Linha 174 Central – Gávea:
o seqüestro e a televisão
Eliana
Monteiro
Jornalista da TV Educativa do Rio de Janeiro
Mestranda da UFF- Universidade Federal Fluminense (em período de dissertação)
Professora de Jornalismo na Universidade Estácio de Sá
Resumo: Partimos de uma pesquisa empírica: o caso do seqüestro do ônibus da linha 174 Gávea-Central, ocorrido em junho de 2000, no bairro do Jardim Botânico, zona sul da cidade do Rio de Janeiro.O acontecimento foi transmitido simultaneamente num período de quatro horas para todo o país. Nossa análise mostra que a imagem exibida pela televisão desempenha um papel fundamental na constituição do imaginário do indivíduo contemporâneo em relação a sua cidade. Os acontecimentos modernos tornam-se encenações para a mídia: o seqüestrador constrói para a lente da câmera uma cena que poderia ser inserida em qualquer filme de ficção violento. O seqüestro do ônibus 174 pode ser considerado como nossa alegoria contemporânea, capaz de refletir as relações do indivíduo com seu tempo.

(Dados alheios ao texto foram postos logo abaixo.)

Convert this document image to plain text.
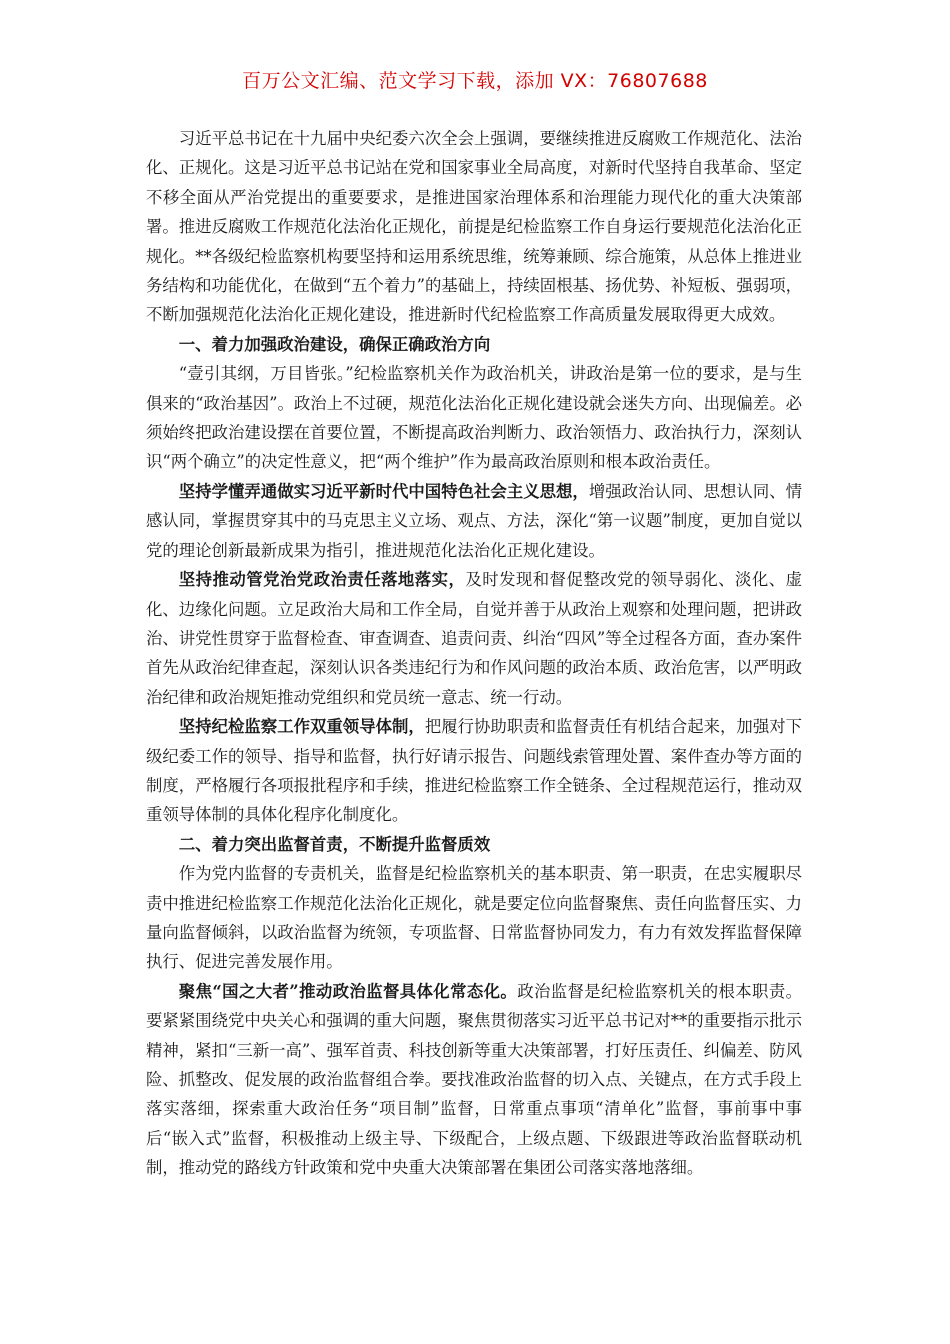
百万公文汇编、范文学习下载，添加 VX：76807688

习近平总书记在十九届中央纪委六次全会上强调，要继续推进反腐败工作规范化、法治化、正规化。这是习近平总书记站在党和国家事业全局高度，对新时代坚持自我革命、坚定不移全面从严治党提出的重要要求，是推进国家治理体系和治理能力现代化的重大决策部署。推进反腐败工作规范化法治化正规化，前提是纪检监察工作自身运行要规范化法治化正规化。**各级纪检监察机构要坚持和运用系统思维，统筹兼顾、综合施策，从总体上推进业务结构和功能优化，在做到“五个着力”的基础上，持续固根基、扬优势、补短板、强弱项，不断加强规范化法治化正规化建设，推进新时代纪检监察工作高质量发展取得更大成效。

一、着力加强政治建设，确保正确政治方向

“壹引其纲，万目皆张。”纪检监察机关作为政治机关，讲政治是第一位的要求，是与生俱来的“政治基因”。政治上不过硬，规范化法治化正规化建设就会迷失方向、出现偏差。必须始终把政治建设摆在首要位置，不断提高政治判断力、政治领悟力、政治执行力，深刻认识“两个确立”的决定性意义，把“两个维护”作为最高政治原则和根本政治责任。

坚持学懂弄通做实习近平新时代中国特色社会主义思想，增强政治认同、思想认同、情感认同，掌握贯穿其中的马克思主义立场、观点、方法，深化“第一议题”制度，更加自觉以党的理论创新最新成果为指引，推进规范化法治化正规化建设。

坚持推动管党治党政治责任落地落实，及时发现和督促整改党的领导弱化、淡化、虚化、边缘化问题。立足政治大局和工作全局，自觉并善于从政治上观察和处理问题，把讲政治、讲党性贯穿于监督检查、审查调查、追责问责、纠治“四风”等全过程各方面，查办案件首先从政治纪律查起，深刻认识各类违纪行为和作风问题的政治本质、政治危害，以严明政治纪律和政治规矩推动党组织和党员统一意志、统一行动。

坚持纪检监察工作双重领导体制，把履行协助职责和监督责任有机结合起来，加强对下级纪委工作的领导、指导和监督，执行好请示报告、问题线索管理处置、案件查办等方面的制度，严格履行各项报批程序和手续，推进纪检监察工作全链条、全过程规范运行，推动双重领导体制的具体化程序化制度化。

二、着力突出监督首责，不断提升监督质效

作为党内监督的专责机关，监督是纪检监察机关的基本职责、第一职责，在忠实履职尽责中推进纪检监察工作规范化法治化正规化，就是要定位向监督聚焦、责任向监督压实、力量向监督倾斜，以政治监督为统领，专项监督、日常监督协同发力，有力有效发挥监督保障执行、促进完善发展作用。

聚焦“国之大者”推动政治监督具体化常态化。政治监督是纪检监察机关的根本职责。要紧紧围绕党中央关心和强调的重大问题，聚焦贯彻落实习近平总书记对**的重要指示批示精神，紧扣“三新一高”、强军首责、科技创新等重大决策部署，打好压责任、纠偏差、防风险、抓整改、促发展的政治监督组合拳。要找准政治监督的切入点、关键点，在方式手段上落实落细，探索重大政治任务“项目制”监督，日常重点事项“清单化”监督，事前事中事后“嵌入式”监督，积极推动上级主导、下级配合，上级点题、下级跟进等政治监督联动机制，推动党的路线方针政策和党中央重大决策部署在集团公司落实落地落细。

Agora, aqui, veja, é preciso correr o máximo que você puder para permanecer no mesmo lugar. Se quiser ir a algum outro lugar, deve correr pelo menos duas vezes mais depressa do que isso!
Lewis Carroll
Aqueles
que transitam no campo dos mídias de massas sabem o sentido dos termos tempo e
espaço. São termos que se referem a um processo que engendra uma estrutura
específica relativa a cada um dos veículos de massas .
Uma
observação: muito do que usarei nesta pesquisa tem como referencial minha
experiência profissional como jornalista especializada em televisão. A intenção
é manter unidas a experiência profissional e o trabalho intelectual na busca de
entender o acontecimento moderno, a nova narrativa jornalística, o
tempo, o espaço, a imagem e a cidade, elementos definidores deste
trabalho.
Buscamos
para fundamentar nossas questões as idéias de Walter Benjamin que chegam ao
século XXI cheias de vitalidade .Em Walter Benjamin buscamos alguns conceitos,
como os de alegoria e ruínas, que vão permear toda a nossa análise.
Partimos
de uma pesquisa empírica: o caso do seqüestro do ônibus da linha 174
Gávea-Central, ocorrido em junho de 2000 no bairro do Jardim Botânico, zona sul
da cidade do Rio de Janeiro. O acontecimento foi transmitido simultaneamente
num período de quatro horas para todo o país. Usamos este caso específico
porque ele nos fornece uma série de direções que pretendemos seguir em nossa
pesquisa. Uma das nossas indagações é a relação estabelecida entre a construção
da imagem em tempo real deste acontecimento exibido pela tv e os espaços
públicos da cidade. Interrogamos como esta imagem-pública é capaz de traçar uma
nova memória de cidade no indivíduo urbano.
Nosso
pressuposto é que a imagem exibida pela televisão desempenha papel fundamental
na constituição do imaginário do indivíduo contemporâneo em relação a sua
cidade. Lembremos que nossa pesquisa em relação à cidade não está baseada na
visibilidade da cidade a partir de suas edificações, nem numa invisibilidade
particular dos espaços públicos, que remetem a uma memória pessoal do
indivíduo,mas e ,principalmente, a uma cidade que se torna visível a partir das
imagens exibidas pela tv, responsável pela produção de cenas públicas
capazes de diferenciar os significados dos espaços públicos, alterando o
imaginário de seus moradores. Esta visibilidade (exacerbada) cria uma nova
dimensão da cidade, gerando uma certa ordem espacial, com novos sentidos
surgidos de uma narrativa imagética gerada pela televisão. Esta visibilidade
criada pela televisão traça um novo mapa, um novo texto sobre a cidade (não
mais escrito por seus moradores) da qual o indivíduo faz uma leitura imediata.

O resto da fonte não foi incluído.